Adolescence brings concerns about media's impact on eating disorders. The widespread incidence of anorexia (eating too little) and bulimia (inducing vomiting after overeating) has led scholars to examine media messages about body images. In American culture, physical attractiveness is linked to thinness. Analyses of Playboy centerfolds, female characters on television, women in magazine ads, and even Miss America contestants indicate that the ideal female form has become slimmer over the years. The increase in women's fitness magazines, the number of magazine articles about dieting and weight loss issues, and the number of advertisements for diet products illustrate further reinforcement of the thin ideal.

There are several explanations why advertisements and other media content are expected to influence adolescents' body image. Albert Bandura's social learning theory holds that attractive and rewarded characters are more likely to be modeled. So, adolescents are likely to try to look like the thin characters they see in the media. Leon Festinger's social comparison theory contends that people compare themselves to others they believe represent ideal or reasonable models. So, attraction to slim media characters and celebrities can be linked to body dissatisfaction, the drive for thinness, and symptoms of disordered eating.

Adolescent girls are believed to be especially susceptible to media influence on disordered eating. During puberty, estrogen causes adolescent girls to acquire more fat, especially in the breasts and hips. Adolescence is also a time when girls tend to view their bodies critically and begin to feel negatively about their physical appearance.
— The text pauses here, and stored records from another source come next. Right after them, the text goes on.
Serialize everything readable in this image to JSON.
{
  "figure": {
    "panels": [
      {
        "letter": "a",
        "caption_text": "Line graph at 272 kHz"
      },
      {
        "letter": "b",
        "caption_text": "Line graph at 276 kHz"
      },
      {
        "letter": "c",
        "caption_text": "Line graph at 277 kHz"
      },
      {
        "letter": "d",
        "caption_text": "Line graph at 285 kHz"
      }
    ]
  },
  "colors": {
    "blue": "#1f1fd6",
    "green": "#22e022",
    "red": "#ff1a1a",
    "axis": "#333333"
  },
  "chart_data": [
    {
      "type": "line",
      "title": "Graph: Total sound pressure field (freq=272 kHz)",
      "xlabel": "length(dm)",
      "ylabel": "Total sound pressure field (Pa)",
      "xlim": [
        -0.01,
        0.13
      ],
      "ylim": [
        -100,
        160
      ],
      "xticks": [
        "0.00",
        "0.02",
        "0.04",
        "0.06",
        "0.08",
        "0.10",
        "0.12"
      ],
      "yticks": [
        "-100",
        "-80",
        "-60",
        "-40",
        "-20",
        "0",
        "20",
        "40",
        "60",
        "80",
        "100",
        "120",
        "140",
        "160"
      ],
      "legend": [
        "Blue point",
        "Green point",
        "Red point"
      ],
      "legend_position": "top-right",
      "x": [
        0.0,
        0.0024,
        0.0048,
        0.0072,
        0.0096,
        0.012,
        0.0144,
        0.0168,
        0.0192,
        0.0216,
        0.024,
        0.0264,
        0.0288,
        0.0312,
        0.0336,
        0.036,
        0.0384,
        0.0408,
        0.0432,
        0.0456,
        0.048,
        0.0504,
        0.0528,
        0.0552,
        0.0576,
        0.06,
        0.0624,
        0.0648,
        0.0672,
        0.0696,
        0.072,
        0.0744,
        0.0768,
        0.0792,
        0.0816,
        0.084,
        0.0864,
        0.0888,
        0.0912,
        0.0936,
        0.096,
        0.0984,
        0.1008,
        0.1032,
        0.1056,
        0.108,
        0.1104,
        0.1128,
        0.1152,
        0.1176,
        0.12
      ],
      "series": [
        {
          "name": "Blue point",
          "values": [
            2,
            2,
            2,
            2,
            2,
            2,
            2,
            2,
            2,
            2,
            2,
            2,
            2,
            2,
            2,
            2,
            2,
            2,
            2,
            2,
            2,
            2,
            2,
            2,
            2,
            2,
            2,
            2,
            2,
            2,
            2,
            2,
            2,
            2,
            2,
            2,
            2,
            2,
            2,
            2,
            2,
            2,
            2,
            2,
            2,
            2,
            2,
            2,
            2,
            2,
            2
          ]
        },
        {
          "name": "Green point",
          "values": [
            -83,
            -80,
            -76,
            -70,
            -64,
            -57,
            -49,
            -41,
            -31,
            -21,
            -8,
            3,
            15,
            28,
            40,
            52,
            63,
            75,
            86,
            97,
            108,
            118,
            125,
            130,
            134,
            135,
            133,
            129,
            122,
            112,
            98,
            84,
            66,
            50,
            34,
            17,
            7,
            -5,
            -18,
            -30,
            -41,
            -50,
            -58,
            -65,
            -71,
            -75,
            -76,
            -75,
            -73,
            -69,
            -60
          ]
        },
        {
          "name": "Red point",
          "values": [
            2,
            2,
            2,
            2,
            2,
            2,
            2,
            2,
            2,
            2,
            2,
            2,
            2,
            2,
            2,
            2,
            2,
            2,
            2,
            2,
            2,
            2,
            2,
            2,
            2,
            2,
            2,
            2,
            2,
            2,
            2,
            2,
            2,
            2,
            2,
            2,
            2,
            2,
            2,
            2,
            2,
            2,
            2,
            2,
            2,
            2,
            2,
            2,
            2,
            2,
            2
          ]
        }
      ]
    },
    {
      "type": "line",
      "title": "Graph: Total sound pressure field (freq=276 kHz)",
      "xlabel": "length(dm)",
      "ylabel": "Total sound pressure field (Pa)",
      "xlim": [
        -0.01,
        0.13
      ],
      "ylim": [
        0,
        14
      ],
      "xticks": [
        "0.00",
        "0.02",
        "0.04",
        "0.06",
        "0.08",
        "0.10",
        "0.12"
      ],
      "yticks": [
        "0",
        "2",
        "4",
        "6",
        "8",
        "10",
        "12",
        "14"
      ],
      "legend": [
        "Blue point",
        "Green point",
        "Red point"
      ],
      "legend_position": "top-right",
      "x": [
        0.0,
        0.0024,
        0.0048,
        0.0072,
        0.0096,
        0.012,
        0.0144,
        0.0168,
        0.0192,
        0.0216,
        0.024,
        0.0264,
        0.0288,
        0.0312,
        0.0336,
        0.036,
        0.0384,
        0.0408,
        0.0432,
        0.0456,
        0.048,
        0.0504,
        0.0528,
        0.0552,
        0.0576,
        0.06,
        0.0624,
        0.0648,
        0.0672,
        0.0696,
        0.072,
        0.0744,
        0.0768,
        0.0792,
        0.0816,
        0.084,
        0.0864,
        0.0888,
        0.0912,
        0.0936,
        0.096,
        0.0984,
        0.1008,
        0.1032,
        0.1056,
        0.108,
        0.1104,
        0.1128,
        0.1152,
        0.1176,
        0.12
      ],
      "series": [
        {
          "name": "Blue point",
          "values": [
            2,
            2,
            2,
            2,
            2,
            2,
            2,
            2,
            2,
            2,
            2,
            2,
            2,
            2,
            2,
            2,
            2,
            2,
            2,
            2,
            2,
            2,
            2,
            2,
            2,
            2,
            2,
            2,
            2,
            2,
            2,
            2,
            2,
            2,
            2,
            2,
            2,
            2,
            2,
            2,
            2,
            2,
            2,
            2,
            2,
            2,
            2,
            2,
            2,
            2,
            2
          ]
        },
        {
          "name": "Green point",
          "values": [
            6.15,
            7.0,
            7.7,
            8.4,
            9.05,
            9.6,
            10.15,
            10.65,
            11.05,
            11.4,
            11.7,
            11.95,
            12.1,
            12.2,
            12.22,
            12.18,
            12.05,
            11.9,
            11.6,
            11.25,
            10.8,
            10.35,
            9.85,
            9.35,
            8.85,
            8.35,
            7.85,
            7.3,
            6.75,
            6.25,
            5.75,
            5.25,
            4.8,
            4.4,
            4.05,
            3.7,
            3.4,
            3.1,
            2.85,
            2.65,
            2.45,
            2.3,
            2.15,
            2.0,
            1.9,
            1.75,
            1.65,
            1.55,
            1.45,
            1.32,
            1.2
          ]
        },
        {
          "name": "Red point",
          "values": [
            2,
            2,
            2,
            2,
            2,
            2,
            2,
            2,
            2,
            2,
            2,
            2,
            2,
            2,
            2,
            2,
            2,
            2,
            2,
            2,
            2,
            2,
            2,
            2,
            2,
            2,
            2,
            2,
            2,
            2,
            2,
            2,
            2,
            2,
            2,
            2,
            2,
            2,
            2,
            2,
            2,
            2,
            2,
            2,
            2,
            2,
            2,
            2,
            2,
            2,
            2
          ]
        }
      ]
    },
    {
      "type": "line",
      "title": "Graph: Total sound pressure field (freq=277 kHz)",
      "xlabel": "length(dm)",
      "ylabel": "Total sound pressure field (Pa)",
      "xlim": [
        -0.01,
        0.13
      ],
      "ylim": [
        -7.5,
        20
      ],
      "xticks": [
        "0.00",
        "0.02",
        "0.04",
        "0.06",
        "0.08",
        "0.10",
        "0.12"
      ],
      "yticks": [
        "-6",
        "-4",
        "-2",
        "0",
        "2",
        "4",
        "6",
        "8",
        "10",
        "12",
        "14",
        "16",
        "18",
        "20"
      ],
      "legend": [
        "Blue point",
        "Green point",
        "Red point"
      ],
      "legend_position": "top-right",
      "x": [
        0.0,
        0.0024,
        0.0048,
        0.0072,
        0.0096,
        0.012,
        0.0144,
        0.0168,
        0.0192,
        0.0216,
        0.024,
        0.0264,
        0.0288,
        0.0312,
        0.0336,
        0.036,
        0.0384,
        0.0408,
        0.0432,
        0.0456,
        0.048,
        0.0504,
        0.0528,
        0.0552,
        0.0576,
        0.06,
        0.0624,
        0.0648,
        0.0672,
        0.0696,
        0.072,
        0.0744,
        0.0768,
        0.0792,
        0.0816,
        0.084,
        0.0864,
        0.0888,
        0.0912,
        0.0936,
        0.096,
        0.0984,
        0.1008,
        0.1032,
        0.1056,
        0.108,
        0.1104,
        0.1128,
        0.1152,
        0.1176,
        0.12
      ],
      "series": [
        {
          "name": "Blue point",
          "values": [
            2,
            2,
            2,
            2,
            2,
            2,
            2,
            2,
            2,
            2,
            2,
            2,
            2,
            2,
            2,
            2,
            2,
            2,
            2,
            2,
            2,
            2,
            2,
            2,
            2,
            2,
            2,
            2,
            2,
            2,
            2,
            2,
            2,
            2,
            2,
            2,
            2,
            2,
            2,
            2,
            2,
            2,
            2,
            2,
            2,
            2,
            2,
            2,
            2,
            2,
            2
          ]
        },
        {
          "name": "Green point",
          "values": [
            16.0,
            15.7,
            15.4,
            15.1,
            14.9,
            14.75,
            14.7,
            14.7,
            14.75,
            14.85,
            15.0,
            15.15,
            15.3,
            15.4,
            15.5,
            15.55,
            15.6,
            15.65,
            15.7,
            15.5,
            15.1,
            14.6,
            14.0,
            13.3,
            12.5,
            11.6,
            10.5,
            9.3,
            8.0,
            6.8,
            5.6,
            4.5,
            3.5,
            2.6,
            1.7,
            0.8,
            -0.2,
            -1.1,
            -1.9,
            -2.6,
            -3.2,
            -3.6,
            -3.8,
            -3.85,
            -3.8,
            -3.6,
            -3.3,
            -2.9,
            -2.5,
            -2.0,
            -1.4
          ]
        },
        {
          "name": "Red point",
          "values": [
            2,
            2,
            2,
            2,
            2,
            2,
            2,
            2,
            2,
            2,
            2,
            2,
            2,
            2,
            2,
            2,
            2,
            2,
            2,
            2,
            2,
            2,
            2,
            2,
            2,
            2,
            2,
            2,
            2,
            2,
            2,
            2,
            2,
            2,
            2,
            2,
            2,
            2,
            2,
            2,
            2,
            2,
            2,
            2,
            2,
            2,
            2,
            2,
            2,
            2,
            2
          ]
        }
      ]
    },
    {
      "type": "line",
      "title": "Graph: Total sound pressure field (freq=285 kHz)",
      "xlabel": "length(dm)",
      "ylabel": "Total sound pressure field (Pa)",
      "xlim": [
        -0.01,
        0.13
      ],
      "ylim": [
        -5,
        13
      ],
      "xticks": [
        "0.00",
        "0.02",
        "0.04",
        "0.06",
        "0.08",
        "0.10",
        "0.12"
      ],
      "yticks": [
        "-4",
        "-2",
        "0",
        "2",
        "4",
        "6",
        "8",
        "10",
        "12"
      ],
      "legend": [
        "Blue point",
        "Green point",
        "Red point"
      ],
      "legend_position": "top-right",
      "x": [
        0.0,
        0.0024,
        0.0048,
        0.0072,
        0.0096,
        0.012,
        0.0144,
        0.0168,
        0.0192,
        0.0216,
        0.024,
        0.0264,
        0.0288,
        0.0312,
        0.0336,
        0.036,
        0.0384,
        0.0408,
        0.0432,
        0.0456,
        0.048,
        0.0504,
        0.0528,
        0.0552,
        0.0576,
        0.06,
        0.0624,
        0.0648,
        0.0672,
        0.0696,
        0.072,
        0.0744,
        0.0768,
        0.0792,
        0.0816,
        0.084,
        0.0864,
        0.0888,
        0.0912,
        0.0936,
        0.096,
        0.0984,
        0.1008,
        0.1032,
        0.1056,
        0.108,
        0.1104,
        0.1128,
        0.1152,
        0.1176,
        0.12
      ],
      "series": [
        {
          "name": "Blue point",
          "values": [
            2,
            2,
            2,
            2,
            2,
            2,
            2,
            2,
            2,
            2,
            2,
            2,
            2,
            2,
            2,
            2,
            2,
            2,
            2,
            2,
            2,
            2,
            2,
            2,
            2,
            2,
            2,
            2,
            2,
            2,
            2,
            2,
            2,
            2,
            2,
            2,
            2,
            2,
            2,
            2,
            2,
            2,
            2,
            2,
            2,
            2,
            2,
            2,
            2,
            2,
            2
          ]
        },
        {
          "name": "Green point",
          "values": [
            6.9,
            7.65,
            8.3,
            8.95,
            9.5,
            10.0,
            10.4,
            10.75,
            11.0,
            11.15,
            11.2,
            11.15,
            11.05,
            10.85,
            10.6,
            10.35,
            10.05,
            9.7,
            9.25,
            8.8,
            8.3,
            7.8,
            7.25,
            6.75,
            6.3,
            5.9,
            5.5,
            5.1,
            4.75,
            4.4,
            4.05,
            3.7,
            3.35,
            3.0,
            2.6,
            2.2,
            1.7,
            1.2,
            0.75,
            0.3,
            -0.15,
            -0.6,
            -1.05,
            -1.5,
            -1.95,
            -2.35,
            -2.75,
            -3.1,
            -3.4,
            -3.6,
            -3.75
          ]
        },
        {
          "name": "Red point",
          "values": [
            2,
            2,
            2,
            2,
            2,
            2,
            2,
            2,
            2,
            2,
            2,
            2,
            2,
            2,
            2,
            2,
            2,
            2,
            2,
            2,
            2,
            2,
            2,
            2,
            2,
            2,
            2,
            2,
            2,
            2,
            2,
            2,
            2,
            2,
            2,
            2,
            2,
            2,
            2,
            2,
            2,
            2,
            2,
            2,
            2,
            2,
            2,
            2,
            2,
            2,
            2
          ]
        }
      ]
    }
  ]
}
Researchers have found some connections between media use and disordered eating. Symptoms of eating disorders have been linked most consistently to thin female magazine models and fitness magazine reading. These effects are not direct, however—that is, scholars have not found that exposure to these models translates directly into eating disorders. Instead, exposure is linked to dissatisfaction with one's body, the drive to be thin, and various eating disorder symptomatology. Self-esteem appears to affect the relationship between exposure to thinness-promoting media content and development of eating disorders. Adolescent girls with lower self-esteem are more likely to be dissatisfied with their bodies and more likely to compare themselves with media images.